Mientras, los Estados nos aleccionan sobre la necesidad de recortes sociales al tiempo que canalizan obscenas cantidades de dinero hacia el rescate de los bancos, los mismos bancos que causaron la crisis con su incontrolada codicia y sus artefactos financieros. Lo que se dice una estafa en toda regla, con nuestro dinero y ante nuestros ojos. Nosotros le seguimos debiendo dinero al banco pero el banco ya no le debe dinero a nadie. Y guardamos silencio, tan ocupados como estamos en intentar capear el temporal y que con la ventolera se nos vuelen las menos pertenencias posibles. Somos los mismos que a veces nos preguntábamos si merecía la pena gastar tanto dinero en llegar a la Luna. Eso era un capricho de la Guerra Fría, un juguete caro. Pues bien, sería preferible un juguete caro a permitir que los bancos no aprendan la lección del desaguisado que ellos mismos han ayudado a provocar. El viaje a la Luna, al menos, significaba progreso: nuevas tecnologías, nuevos materiales, un impulso a la ciencia y un logro inspirador para futuros científicos y para futuros ciudadanos («Un pequeño paso para el hombre, un gran salto para la Humanidad»). Hoy en día el dinero se va en salvar las cuentas de resultados de un puñado de corporaciones y los gobernantes ni se han molestado en disimularlo, tan acostumbrados como están a nuestras tragaderas. ¿A quién le resulta inspirador esto, qué progreso científico y espiritual podemos conseguir?
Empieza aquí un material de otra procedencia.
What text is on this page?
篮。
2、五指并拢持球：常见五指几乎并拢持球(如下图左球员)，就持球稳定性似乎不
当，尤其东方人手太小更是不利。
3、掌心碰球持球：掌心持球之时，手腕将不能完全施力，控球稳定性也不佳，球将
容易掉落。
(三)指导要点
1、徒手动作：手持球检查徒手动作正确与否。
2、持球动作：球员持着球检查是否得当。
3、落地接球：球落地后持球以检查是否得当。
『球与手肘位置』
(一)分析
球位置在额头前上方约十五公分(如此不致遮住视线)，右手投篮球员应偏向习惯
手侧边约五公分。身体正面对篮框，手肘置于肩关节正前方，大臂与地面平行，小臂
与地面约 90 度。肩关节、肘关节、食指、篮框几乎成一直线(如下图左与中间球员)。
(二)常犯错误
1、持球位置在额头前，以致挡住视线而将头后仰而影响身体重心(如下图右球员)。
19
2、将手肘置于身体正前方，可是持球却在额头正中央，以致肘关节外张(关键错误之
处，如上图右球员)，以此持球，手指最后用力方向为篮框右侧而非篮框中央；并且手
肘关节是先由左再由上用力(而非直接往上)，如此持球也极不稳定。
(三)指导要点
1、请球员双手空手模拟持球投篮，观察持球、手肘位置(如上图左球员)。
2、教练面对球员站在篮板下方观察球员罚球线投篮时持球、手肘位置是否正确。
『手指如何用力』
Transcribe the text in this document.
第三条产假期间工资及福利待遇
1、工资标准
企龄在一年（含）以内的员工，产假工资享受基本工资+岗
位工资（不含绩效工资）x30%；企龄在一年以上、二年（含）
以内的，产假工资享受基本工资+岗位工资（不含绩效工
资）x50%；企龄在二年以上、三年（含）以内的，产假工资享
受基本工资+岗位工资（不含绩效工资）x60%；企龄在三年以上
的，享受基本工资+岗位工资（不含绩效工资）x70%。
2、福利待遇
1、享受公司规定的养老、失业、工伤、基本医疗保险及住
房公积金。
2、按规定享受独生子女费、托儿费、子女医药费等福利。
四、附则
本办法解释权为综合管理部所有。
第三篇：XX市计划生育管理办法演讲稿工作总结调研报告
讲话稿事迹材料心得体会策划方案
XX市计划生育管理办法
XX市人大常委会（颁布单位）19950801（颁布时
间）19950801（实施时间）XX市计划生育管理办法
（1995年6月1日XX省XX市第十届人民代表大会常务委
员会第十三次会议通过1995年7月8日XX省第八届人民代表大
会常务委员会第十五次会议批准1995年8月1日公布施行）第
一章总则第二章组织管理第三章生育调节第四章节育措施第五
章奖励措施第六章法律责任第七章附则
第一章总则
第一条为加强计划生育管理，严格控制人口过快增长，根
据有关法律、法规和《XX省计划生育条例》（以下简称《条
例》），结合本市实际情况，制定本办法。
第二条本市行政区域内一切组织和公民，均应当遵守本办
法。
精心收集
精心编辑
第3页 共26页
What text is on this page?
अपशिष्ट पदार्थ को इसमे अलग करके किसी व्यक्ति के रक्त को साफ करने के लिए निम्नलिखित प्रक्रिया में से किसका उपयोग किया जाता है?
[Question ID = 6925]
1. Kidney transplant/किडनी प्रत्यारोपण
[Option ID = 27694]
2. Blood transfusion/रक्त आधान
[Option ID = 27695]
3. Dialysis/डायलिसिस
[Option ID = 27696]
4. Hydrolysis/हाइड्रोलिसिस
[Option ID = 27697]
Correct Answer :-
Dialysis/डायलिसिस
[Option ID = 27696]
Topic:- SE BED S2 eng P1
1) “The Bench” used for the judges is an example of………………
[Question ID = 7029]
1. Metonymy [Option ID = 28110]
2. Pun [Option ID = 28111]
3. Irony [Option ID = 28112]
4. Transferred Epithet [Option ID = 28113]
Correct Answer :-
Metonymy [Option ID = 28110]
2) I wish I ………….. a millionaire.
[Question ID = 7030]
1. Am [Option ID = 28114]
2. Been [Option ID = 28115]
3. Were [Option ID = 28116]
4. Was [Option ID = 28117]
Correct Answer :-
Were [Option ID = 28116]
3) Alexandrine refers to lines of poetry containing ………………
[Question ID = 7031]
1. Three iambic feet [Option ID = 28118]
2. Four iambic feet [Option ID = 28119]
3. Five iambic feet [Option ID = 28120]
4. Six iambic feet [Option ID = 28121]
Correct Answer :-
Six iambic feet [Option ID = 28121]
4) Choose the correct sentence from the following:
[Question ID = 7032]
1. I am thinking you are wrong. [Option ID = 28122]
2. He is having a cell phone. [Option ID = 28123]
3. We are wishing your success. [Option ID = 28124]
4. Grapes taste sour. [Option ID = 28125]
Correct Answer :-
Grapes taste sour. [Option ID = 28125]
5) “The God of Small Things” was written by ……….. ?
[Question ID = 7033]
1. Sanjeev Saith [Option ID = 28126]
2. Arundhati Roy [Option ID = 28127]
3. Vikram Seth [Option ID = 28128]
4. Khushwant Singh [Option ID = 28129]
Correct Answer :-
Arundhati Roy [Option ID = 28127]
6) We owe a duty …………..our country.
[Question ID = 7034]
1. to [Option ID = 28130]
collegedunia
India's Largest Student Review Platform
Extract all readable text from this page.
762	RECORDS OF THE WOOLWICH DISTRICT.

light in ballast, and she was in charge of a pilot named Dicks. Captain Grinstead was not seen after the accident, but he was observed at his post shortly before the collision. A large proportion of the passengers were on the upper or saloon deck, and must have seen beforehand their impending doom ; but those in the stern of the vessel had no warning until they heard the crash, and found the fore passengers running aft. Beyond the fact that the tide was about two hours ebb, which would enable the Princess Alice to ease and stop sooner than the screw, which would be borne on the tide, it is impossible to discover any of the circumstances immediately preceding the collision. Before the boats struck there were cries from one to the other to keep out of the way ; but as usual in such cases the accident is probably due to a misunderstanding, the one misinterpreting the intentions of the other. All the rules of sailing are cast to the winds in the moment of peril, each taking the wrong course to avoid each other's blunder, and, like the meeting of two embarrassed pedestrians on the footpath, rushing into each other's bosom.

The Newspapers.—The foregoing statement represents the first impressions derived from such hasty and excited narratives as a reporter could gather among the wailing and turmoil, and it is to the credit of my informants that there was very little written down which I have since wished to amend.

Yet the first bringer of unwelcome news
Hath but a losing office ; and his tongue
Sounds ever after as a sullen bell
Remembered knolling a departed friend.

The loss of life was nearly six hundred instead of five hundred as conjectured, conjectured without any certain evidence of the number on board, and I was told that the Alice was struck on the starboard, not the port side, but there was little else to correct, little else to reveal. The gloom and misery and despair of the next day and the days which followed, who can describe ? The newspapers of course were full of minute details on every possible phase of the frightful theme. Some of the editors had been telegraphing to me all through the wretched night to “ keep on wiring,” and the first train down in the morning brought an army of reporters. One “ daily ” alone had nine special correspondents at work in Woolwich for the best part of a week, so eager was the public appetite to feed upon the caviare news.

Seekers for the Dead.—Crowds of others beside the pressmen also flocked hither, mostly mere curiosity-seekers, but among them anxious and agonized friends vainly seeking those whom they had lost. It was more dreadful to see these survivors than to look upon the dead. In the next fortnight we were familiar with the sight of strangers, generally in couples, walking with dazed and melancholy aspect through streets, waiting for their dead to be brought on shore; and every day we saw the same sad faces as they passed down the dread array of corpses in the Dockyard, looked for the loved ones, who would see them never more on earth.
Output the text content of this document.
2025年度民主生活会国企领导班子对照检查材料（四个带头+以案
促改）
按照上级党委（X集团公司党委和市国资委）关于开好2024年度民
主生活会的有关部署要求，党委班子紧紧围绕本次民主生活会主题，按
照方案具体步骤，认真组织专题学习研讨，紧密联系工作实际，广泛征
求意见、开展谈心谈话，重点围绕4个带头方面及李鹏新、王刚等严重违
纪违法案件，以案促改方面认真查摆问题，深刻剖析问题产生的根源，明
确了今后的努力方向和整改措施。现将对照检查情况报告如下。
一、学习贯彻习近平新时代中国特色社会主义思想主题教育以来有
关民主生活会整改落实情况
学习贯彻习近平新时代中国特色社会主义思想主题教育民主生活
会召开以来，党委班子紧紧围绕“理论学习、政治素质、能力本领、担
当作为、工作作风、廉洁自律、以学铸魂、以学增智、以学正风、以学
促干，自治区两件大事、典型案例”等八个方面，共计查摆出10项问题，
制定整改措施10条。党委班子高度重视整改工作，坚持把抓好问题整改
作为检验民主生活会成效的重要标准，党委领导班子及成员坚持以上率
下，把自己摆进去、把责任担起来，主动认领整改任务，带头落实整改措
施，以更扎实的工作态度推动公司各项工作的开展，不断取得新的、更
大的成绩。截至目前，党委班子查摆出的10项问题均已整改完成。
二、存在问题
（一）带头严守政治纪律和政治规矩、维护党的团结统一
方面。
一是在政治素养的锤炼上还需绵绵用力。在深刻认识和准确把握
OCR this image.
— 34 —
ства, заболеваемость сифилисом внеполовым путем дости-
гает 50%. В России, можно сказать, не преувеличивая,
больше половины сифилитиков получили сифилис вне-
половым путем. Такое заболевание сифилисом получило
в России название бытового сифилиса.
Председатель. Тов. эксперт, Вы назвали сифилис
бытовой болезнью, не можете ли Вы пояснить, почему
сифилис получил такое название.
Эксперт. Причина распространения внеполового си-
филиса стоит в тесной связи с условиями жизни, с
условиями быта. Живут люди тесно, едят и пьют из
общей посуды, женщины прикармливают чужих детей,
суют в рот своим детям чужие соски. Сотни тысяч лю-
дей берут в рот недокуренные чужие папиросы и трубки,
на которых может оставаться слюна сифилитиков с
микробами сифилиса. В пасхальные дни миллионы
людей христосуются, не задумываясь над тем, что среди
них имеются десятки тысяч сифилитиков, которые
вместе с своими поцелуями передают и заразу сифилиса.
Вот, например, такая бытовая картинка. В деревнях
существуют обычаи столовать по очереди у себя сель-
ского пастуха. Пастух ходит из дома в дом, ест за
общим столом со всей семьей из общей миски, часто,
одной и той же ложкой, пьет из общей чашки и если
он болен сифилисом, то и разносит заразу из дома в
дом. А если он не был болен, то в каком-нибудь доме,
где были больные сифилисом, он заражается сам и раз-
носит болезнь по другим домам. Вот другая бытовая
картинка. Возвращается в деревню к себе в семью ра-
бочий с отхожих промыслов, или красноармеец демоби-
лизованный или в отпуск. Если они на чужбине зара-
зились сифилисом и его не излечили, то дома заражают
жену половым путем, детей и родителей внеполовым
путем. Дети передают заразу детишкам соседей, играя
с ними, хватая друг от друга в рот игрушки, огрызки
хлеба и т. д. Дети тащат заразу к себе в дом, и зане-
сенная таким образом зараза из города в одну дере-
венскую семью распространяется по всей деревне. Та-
Un país sin clase media es un país condenado a padecer los males del tercer mundo, en el que sólo existen los ricos, los pobres, y entre ambos el infranqueable páramo de la ruptura social. España ha atravesado toda suerte de peripecias para que germine una vacilante clase media: se ha necesitado un siglo XIX de inestabilidad telúrica y un siglo XX de miserias, guerras civiles, dictaduras eternas y superficialidad política. Hoy, en pleno siglo XXI, corremos el serio peligro de abandonar el carro de los países europeos que pueden avanzar —los países que tienen una clase media fuertemente establecida— y languidecer en el furgón de cola de los países que decaen.
Pero este es el signo de nuestros tiempos: los gobiernos vacían sus ya exiguas arcas para rescatar de sus propias miserias a pantagruélicas corporaciones, mientras la clase media perece en el naufragio.
Mientras, ni siquiera tenemos ocasión de ser contemporáneos de nuevos viajes a la Luna: puede parecer una frivolidad, pero cuando seamos viejos y pobres, y no tengamos nada interesante que contar sobre nuestra época, nuestros nietos nos preguntarán: «Abuelo, ¿por qué en 2012 no fue nadie a la Luna?». Y lo único que podremos responder será: «había cosas más importantes que hacer con ese dinero, hijos míos. Había que darle ese dinero a los bancos».
Es curioso el texto. Quizás vivíamos en un espejismo:
«De la clase media y sus inquietudes depende que un país moderno avance: los sectores dominantes nunca tienen interés en el cambio, las clases obreras se suelen contentar con los cambios mínimos y son las clases medias quienes deben plantear avances más exigentes»
Y luego vemos esto:
«anestesiada por lo que ingenuamente considera son sus “privilegios”: su coche, su piso, su PlayStation y sus fotos de vacaciones ante el Taj Mahal»
A lo mejor es que nunca fue clase media ya que sin lugar a duda una Playstation o un viaje una vez al año no son más que cambios mínimos comparados con la horizontalidad democrática, la economía sustentable o sostenible y un largo etcétera de revindicaciones no materiales.
Brutalmente certero. Enhorabuena EJ.